MILHARES POR DIA
Vejo uma cadeira na sua eterna espera de acolher um "sentante." Suas quatro pernas só servem para dar apoio a duas. Já falei sobre ela em outros momentos, e fico a pensar por que a cadeira me atrai tanto. Deve ser pelo seu silêncio. Quem a utiliza, muitas vezes sobe para trocar lâmpadas onde deveria ser a vez da escada. Ela não reclama quando isso acontece porque tem consciência de que a escada precisa da parede para desabrochar na sua essência, e muitas vezes isso não é possível. Como são muito amigas, “deixa a vida te levar” sem maiores questionamentos.
A parede, mais paralítica do que as duas, permanece plantada acolhendo a escada quando essa resolve trabalhar. Soube-se, recentemente, que a parede desistiu de pedir o divórcio ao seu marido chão, mesmo sabendo que ele tem várias outras paredes fixas. Nesse mundo dos inanimados, nunca houve ciúmes do chão ao presenciar a escada e a parede se esfregando, aliás, ciúmes vêm de um mundo distante e alheio a eles. Já ouviram dizer que há uns bichos que sentem isso, mas eles, não.

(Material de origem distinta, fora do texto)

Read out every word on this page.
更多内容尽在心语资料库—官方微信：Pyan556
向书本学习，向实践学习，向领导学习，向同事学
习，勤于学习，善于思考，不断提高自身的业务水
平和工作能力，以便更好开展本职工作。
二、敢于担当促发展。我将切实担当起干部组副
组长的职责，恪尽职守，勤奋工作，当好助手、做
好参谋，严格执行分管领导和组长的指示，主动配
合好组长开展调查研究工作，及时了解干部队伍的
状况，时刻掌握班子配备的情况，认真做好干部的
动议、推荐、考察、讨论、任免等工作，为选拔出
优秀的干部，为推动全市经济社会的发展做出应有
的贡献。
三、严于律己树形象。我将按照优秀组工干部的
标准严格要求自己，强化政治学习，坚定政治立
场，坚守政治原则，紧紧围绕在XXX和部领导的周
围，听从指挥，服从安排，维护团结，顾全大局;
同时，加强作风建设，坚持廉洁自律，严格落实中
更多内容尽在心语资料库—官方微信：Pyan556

Já é de domínio público que o chão sonha em ser parede, inclusive, sempre que pode, empresta seus elementos para se transformarem em parede, tais qual areia, barro e pedra. A vida de chão é chata e humilhante, tanto quanto a da cadeira e da escada. A parede, nem tanto, pois se aformoseia com quadros, cortina e maquiagem de cores diferentes. A tinta, que serve para embelezá-la, morre quando se joga nela, por isso dizemos que a cor é a filha da tinta suicida. Esse suicídio acontece quando a cor fica com desgosto de estar longe da lata. Há toda uma cadeia alimentando essa troca de experiências, e a lata, por sua vez, nada mais é do que a placenta da tinta esperando um pincel.
Muitas vezes, quando a tinta não abraça a parede com uma paixão avassaladora, a parede a despreza expulsando-a em forma de torrões de cascas inválidas. Nesse mundo cão dos objetos, a invalidez jamais será amparada por um plano de saúde. Nesse corre corre consumista, uma peça é substituída por outra sem a menor cerimônia, e com a tinta não é diferente.

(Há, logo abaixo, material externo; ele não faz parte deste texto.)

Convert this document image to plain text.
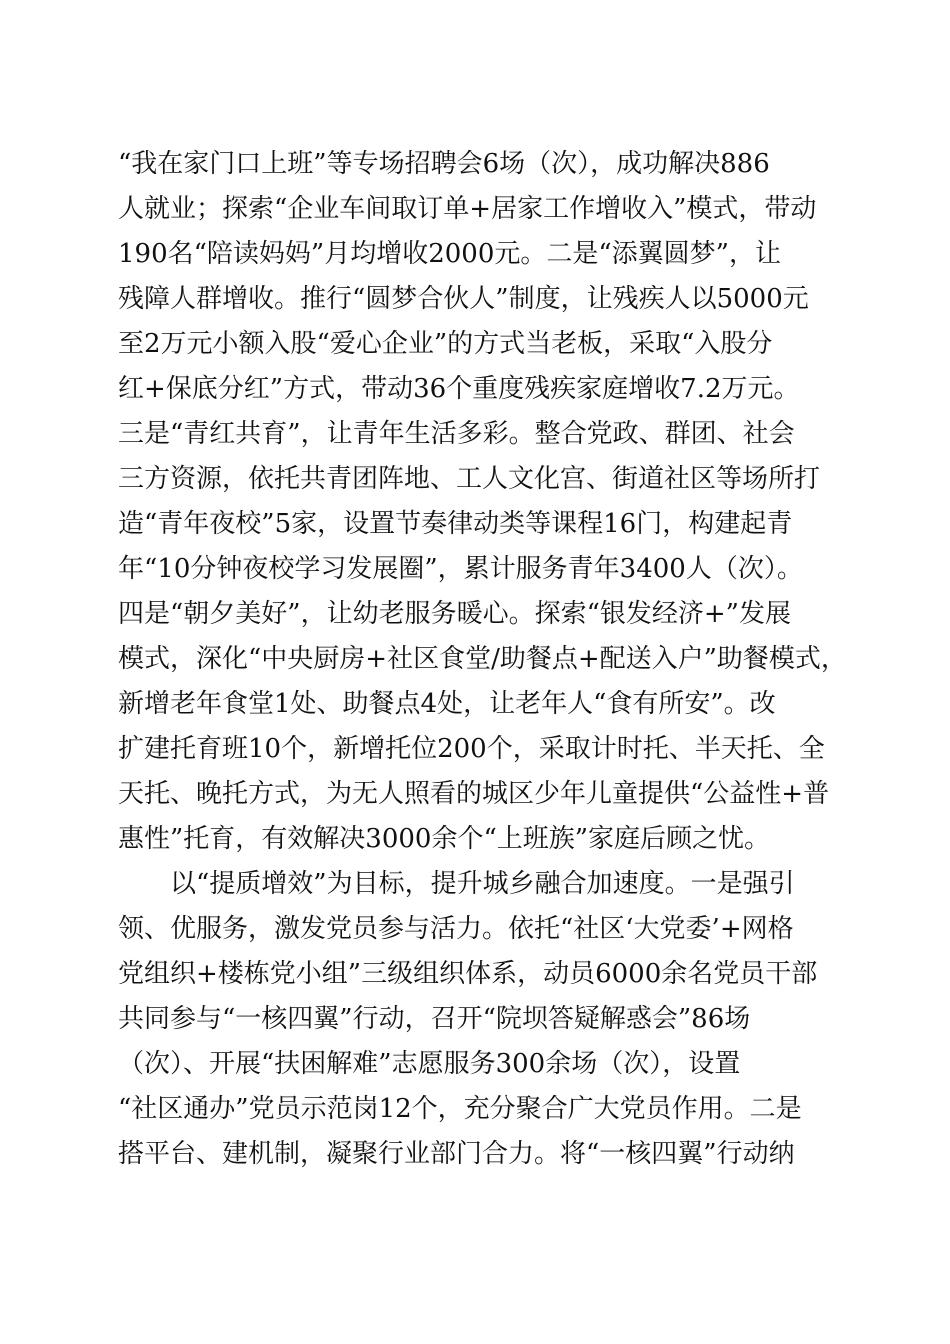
“我在家门口上班”等专场招聘会6场（次），成功解决886
人就业；探索“企业车间取订单+居家工作增收入”模式，带动
190名“陪读妈妈”月均增收2000元。二是“添翼圆梦”，让
残障人群增收。推行“圆梦合伙人”制度，让残疾人以5000元
至2万元小额入股“爱心企业”的方式当老板，采取“入股分
红+保底分红”方式，带动36个重度残疾家庭增收7.2万元。
三是“青红共育”，让青年生活多彩。整合党政、群团、社会
三方资源，依托共青团阵地、工人文化宫、街道社区等场所打
造“青年夜校”5家，设置节奏律动类等课程16门，构建起青
年“10分钟夜校学习发展圈”，累计服务青年3400人（次）。
四是“朝夕美好”，让幼老服务暖心。探索“银发经济+”发展
模式，深化“中央厨房+社区食堂/助餐点+配送入户”助餐模式，
新增老年食堂1处、助餐点4处，让老年人“食有所安”。改
扩建托育班10个，新增托位200个，采取计时托、半天托、全
天托、晚托方式，为无人照看的城区少年儿童提供“公益性+普
惠性”托育，有效解决3000余个“上班族”家庭后顾之忧。
　　以“提质增效”为目标，提升城乡融合加速度。一是强引
领、优服务，激发党员参与活力。依托“社区‘大党委’+网格
党组织+楼栋党小组”三级组织体系，动员6000余名党员干部
共同参与“一核四翼”行动，召开“院坝答疑解惑会”86场
（次）、开展“扶困解难”志愿服务300余场（次），设置
“社区通办”党员示范岗12个，充分聚合广大党员作用。二是
搭平台、建机制，凝聚行业部门合力。将“一核四翼”行动纳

Mesmo que haja uma maior durabilidade, ninguém se importa com uma lasca de parede mal-amada. Quando ela chega ao cemitério das lascas, as outras almas descartadas correm para perto tentando saber o que aconteceu com quem havia sido elogiada pelas suas demãos tão fechadas, e a reunião tem início: primeiro fala o isopor, todo sujo e maltrapilho, contando que servia para encaixar diamantes, hoje, encontra-se igual a um torrão de parede quebradiça; a garrafa pet relembra o tempo que passou no caixa do supermercado pronto para ter seu conteúdo consumido, ah! que maravilha foi participar da passagem de ano das crianças!

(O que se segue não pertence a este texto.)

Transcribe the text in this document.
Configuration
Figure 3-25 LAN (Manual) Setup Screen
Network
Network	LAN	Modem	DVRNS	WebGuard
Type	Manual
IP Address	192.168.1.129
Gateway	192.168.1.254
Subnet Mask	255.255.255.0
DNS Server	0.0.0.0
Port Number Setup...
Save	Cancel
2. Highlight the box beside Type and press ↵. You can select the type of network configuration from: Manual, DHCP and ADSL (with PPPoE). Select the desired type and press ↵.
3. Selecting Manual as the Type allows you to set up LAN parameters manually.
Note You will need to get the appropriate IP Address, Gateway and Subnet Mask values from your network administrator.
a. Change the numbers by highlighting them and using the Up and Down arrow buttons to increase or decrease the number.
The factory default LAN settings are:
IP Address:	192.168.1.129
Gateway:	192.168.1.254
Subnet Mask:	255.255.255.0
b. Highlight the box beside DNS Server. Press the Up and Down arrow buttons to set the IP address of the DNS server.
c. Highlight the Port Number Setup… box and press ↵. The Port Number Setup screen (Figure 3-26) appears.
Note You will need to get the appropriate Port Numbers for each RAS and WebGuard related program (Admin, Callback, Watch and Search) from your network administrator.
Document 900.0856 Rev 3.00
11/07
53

Por último, chegando atrasada e arrastando-se, encontramos um pedaço de carne fugindo dos tapurus. Naquele momento, todos os moradores do lixão param para ouvir a história daquela heroina injustiçada. A maioria conhece aquele tipo de carne que conta sempre o mesmo final, contudo não se cansam de ouvi-la.
A carne malcheirosa diz que teve sua origem no mais requintado lugar, onde existiam cadeiras, escadas e paredes pintadas com brilho dourado. Depois, foi descartada e, como todos sabem, atualmente encontra-se fugindo dos tapurus. Quiseram saber qual o nome que recebeu ao ser criado, e ela, com lágrimas saindo dos buracos onde antes eram olhos, disse: recebi o nome de feto abortado.